NDP finance critic Trent Wotherspoon said of the $26 million for K-12 education is not close to what students, teachers and schools need.

"Of the $26 million, $10 (million) of it goes pay for the teachers' contract. That leaves only $16 million go to classrooms across Saskatchewan," he said. "I'm incredibly disappointed on this front."

Wotherspoon said the government is using the PST increase and expansion to balance its books at the expense of people.

"The average family is paying $800 more PST out of their pockets at a time when they have got a lot of other cost pressures."

Speaking at the legislature after the budget release, Moe responded to criticism about the level of public debt. 

"The debt in this province as a whole is at a manageable level when you compare it to provinces across the nation," said Moe. 

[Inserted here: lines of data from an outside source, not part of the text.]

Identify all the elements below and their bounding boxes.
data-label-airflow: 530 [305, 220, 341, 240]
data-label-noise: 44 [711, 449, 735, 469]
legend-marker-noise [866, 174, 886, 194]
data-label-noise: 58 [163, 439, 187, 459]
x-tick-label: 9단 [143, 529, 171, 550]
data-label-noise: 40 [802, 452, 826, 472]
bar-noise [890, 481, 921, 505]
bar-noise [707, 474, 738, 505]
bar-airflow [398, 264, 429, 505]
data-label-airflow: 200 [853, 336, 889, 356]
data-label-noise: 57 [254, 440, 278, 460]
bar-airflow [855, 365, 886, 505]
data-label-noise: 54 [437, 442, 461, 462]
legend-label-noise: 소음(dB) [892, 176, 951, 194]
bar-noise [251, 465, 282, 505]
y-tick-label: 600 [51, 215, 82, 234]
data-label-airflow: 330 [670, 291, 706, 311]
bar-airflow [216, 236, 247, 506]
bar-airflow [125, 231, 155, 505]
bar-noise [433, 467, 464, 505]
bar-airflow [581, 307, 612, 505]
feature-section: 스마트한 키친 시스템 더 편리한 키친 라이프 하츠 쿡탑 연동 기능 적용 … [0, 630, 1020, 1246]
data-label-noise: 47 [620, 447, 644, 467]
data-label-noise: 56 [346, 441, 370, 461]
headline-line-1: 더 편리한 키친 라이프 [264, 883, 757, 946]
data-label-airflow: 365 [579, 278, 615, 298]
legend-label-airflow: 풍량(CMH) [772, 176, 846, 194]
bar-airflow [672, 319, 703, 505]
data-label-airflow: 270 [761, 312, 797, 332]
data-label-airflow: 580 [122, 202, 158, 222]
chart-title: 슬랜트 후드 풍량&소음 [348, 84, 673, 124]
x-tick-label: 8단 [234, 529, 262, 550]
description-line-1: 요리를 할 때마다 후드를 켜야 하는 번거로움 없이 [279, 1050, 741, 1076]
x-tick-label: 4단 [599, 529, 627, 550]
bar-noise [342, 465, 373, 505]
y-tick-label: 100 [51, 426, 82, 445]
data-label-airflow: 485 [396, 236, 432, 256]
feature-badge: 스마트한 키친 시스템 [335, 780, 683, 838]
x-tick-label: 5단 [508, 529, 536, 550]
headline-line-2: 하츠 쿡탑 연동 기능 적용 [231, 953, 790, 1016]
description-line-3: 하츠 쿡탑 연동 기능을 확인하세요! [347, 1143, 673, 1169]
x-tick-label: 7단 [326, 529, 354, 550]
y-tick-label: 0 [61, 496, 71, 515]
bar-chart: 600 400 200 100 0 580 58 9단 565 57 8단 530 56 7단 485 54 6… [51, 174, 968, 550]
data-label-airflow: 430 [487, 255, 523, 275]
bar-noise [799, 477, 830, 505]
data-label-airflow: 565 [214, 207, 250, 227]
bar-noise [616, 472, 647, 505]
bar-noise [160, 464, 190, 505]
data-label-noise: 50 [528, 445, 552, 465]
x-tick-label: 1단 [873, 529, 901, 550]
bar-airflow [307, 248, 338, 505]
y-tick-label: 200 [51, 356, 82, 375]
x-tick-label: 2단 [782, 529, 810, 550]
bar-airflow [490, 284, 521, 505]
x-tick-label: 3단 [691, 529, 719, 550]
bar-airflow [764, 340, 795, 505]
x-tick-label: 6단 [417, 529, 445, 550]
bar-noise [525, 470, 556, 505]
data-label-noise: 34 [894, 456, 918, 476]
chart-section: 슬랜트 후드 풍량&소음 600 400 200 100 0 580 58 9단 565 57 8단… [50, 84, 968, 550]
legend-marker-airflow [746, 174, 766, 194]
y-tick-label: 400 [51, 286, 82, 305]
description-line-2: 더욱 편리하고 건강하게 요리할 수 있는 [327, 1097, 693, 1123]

"But it is something that we need to continually pay attention to." 

Barbara Cape, the president of the Service Employees International Union West, said she wants to know more before accepting the government's claim of a balanced budget. 

The union, which primarily represents healthcare workers, has about 13,000 members in Saskatchewan.

"There was a lot of hype leading up to this budget about a good news budget, a balanced budget, all those nice things," said Cape. 

"I gotta wonder, how the heck is this a balanced budget? I'm going to be doing some homework over the next couple of days to dig into some numbers and the background."